Cassidy Golden, a diver and captain of the women’s swim and dive team, had an entirely different path to retirement. In Ivy League swimming, teams are allotted championship rosters of 18 athletes. While swimmers can race up to six events, divers may only compete on one-meter and three-meter springboard, and thus each diver fills just one-third of a roster spot. Traditionally Penn has taken 17 swimmers and three divers to the conference championship meet. However, in early February the coaching staff collectively decided that the Quakers could score more points at Ivies by taking 18 swimmers instead.

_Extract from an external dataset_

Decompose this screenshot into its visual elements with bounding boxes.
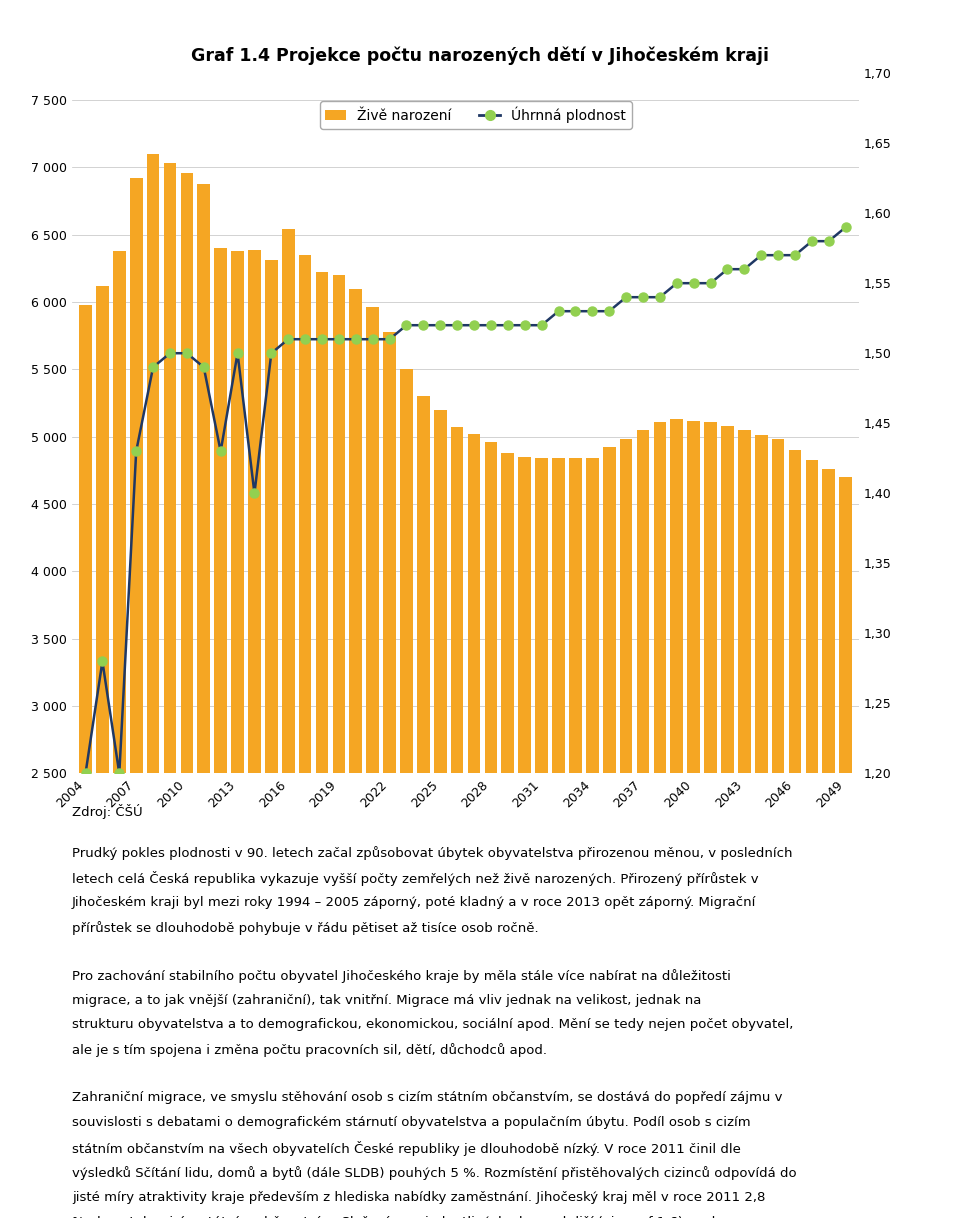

“My season kind of vanished in front of my eyes,” she recalled. “I had my last meet [against Westchester] and after my last meet the coaches made the decision that they weren’t going to take divers.”

Although Golden’s season was effectively truncated four weeks early, she has used her new found free time in retirement to reinvent her contributions to the team.

“I think it’s so fun being a captain now because my job is to keep the team close and make sure everyone has fun outside of the pool,” she said. “It’s arguably more fun than during the year when you have to deal with much more serious things.”

While Golden’s final meet lacked fanfare, Martino finished his career with a bang at NCAA Championships in St. Louis on March 16.

“Some people going into their last season might be nervous or stressed out that ‘I gotta do this, it’s my last opportunity,’ but this was the most fun season I’ve ever had. Coincidentally it was also my most successful,” he said. “I wrestled hard at NCAAs, felt like it was the best I’ve ever wrestled in my life. Can’t ask for more than that.”

Although Martino has been retired for not even two weeks, he’s already focusing on how he can translate what he calls a “constant drive for success” into other areas of his life and setting goals beyond the mat. He’s picked up more hours at the lab where he does research and started preparing for medical school applications, a means that will help him achieve his lifetime goal of becoming an astronaut.

“It’s real easy to become complacent,” he said. “So you have to keep that drive.”

Martino’s reflection speaks to a defining aspect of the transition from student-athlete to student: the drive for success instilled in Penn’s athletic community does not evaporate after the last down is played or the last finish line is crossed. And while the nuances of that student-athlete identity may change, the experience of being a student-athlete at Penn lasts forever.